2. Lack of teamwork and collaboration, and lack of tools and techniques to help people.
Alignment is vital. I have sat in too many meetings where senior management teams ostensibly sign up to a common vision, goal or plan of action, and yet walk out of the room each immediately heading in diverging directions. The common issue here is that they have reached a compromise form of words on which they can all agree, but to which they have all put different interpretations. Remember agreement is not the same as alignment!
A useful tip here I find, is to write down any key decisions in writing, whilst still in the meeting, and drive out all opportunities for ambiguity. If disagreements exist they have to be brought out on the table and resolved.

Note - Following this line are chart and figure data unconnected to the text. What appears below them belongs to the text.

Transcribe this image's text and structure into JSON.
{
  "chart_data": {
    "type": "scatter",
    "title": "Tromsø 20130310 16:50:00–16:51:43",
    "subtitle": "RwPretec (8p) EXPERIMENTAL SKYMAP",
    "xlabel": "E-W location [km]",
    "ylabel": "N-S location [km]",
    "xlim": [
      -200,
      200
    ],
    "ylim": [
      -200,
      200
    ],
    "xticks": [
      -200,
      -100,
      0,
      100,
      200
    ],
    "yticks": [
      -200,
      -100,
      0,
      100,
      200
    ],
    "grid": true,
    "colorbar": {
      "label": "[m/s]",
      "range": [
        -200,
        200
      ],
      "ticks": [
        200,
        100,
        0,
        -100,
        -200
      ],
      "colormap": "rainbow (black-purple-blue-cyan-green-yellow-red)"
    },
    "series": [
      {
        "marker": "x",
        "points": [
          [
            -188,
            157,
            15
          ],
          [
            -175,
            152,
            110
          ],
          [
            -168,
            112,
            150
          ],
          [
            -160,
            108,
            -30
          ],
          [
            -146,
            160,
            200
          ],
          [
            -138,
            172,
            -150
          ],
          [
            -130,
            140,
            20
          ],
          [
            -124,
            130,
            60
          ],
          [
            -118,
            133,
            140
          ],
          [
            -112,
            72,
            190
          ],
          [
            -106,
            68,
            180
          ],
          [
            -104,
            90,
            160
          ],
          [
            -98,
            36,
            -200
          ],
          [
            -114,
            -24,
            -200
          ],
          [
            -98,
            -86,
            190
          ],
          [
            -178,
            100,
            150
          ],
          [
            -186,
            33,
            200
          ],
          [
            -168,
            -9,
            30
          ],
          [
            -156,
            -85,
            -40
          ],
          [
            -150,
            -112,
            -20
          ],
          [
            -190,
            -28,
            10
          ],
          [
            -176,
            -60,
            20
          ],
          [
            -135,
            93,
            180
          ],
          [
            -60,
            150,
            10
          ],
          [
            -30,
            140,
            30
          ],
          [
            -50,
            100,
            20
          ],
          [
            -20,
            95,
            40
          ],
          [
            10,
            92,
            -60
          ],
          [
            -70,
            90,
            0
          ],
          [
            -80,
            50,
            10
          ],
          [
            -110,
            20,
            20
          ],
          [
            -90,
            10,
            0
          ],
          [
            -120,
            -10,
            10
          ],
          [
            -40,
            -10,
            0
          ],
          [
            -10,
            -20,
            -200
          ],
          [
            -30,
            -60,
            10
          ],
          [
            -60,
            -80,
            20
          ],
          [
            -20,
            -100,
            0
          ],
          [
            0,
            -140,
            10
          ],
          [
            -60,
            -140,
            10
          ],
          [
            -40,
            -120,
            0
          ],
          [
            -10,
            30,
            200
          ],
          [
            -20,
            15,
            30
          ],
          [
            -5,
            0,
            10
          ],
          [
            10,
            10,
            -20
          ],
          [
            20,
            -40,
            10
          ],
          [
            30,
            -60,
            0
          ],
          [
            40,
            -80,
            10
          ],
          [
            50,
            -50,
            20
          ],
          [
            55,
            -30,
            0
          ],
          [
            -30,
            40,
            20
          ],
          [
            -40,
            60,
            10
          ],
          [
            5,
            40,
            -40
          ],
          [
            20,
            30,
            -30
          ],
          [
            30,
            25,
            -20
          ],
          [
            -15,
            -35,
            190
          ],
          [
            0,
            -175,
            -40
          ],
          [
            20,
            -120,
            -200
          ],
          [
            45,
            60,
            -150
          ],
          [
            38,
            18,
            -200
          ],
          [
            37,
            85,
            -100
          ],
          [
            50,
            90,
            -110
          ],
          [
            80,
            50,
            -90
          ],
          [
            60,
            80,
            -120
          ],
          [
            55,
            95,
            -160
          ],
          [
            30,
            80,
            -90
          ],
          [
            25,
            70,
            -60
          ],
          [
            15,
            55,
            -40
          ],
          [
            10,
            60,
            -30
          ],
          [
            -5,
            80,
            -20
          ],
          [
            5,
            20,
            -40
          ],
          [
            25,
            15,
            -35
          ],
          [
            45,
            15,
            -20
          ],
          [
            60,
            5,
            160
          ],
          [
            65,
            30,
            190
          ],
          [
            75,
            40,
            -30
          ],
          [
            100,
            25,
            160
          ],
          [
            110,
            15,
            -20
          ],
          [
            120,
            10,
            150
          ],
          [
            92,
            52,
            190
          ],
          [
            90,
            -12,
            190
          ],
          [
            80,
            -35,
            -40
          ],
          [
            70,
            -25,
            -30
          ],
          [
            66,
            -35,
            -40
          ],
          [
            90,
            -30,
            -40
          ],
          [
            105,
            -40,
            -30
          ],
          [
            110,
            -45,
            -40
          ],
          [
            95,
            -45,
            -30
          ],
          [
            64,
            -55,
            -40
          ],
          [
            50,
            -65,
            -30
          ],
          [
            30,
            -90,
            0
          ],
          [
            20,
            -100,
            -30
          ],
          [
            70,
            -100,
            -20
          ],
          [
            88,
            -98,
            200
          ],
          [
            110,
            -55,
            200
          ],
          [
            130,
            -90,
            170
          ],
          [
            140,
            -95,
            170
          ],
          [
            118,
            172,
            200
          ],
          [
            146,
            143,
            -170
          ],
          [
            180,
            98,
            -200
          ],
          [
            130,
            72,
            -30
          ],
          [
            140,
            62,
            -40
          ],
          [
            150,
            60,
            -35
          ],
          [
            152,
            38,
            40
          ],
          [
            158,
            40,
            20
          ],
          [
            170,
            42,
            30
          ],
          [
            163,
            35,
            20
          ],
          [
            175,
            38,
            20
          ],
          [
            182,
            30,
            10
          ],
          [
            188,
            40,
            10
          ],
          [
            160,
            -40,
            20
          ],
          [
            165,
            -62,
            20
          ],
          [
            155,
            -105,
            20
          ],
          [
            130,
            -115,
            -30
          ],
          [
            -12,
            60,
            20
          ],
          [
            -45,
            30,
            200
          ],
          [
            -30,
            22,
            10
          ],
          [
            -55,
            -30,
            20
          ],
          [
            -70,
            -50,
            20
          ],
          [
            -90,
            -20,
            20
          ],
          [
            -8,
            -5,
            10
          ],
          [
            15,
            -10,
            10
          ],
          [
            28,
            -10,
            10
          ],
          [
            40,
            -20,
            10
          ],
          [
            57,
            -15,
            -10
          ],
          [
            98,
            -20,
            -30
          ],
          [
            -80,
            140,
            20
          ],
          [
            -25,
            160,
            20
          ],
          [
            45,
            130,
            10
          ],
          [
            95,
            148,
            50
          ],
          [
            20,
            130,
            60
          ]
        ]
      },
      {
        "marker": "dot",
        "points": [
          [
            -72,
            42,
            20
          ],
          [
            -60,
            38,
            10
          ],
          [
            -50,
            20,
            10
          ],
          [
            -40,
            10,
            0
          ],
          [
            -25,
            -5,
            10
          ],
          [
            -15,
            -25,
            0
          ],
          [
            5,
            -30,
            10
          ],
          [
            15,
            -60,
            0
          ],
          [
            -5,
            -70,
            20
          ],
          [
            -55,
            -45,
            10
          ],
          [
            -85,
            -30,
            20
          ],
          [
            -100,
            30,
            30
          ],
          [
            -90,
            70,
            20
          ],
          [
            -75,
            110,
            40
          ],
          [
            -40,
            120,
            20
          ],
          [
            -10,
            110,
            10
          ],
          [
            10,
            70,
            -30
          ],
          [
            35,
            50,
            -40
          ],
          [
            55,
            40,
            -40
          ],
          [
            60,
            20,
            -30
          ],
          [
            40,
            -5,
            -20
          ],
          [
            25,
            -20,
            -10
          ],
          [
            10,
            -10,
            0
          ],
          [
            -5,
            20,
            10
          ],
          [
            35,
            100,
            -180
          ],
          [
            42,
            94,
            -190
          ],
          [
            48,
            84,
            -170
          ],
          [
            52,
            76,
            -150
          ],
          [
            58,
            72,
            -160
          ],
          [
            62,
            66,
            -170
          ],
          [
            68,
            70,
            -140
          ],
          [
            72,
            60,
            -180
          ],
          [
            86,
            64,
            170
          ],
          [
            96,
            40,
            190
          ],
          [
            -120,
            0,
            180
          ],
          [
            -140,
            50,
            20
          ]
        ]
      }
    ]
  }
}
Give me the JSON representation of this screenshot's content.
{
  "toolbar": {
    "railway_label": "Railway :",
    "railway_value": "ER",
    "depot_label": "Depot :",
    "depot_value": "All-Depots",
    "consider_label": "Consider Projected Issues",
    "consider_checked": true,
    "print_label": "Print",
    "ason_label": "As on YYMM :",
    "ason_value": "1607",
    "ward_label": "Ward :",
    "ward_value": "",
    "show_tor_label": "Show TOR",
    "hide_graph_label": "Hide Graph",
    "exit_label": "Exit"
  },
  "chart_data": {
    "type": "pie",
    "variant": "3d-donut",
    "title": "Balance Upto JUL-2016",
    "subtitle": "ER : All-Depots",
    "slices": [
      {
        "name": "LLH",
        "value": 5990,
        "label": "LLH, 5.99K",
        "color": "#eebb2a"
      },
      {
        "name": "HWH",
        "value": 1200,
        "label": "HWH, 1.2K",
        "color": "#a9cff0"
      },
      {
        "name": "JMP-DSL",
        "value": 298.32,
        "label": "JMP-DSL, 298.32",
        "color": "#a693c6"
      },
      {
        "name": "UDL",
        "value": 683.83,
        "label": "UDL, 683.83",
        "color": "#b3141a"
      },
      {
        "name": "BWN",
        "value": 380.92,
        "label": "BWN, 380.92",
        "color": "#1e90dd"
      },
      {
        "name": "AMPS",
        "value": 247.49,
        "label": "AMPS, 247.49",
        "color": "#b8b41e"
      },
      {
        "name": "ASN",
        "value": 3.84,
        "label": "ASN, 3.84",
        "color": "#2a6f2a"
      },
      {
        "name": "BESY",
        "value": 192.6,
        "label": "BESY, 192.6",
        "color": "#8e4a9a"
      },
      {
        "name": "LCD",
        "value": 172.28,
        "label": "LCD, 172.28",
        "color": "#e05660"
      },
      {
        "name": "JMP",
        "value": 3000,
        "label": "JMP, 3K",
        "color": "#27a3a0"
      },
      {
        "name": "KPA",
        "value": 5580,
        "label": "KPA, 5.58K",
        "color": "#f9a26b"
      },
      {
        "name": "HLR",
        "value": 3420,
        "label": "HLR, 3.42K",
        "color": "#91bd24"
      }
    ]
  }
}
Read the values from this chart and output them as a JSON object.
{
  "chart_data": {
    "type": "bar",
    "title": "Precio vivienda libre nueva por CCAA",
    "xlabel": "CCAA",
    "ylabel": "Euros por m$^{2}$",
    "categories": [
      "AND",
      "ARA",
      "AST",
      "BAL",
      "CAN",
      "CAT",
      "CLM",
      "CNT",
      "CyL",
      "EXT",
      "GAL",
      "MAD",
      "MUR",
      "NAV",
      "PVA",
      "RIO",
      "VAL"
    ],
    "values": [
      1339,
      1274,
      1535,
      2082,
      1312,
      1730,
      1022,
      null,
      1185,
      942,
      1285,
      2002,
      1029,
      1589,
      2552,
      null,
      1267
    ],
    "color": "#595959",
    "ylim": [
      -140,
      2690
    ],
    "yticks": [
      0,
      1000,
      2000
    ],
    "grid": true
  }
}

Effective collaboration is an equally essential element of transformation. Two of my daughters have not long entered the workplace, one here in the UK and one in Holland. Their generation, the Facebook web2.0 generation, is struck by the lack of tools that exist in business compared with those that they access and live their life by at home. This lack of structure, of tools and techniques, add seriously to the challenges of teamwork and collaboration in the modern organisation. Social networking for the enterprise is one emerging capability that is closing this gap, but in and of itself it will never be enough.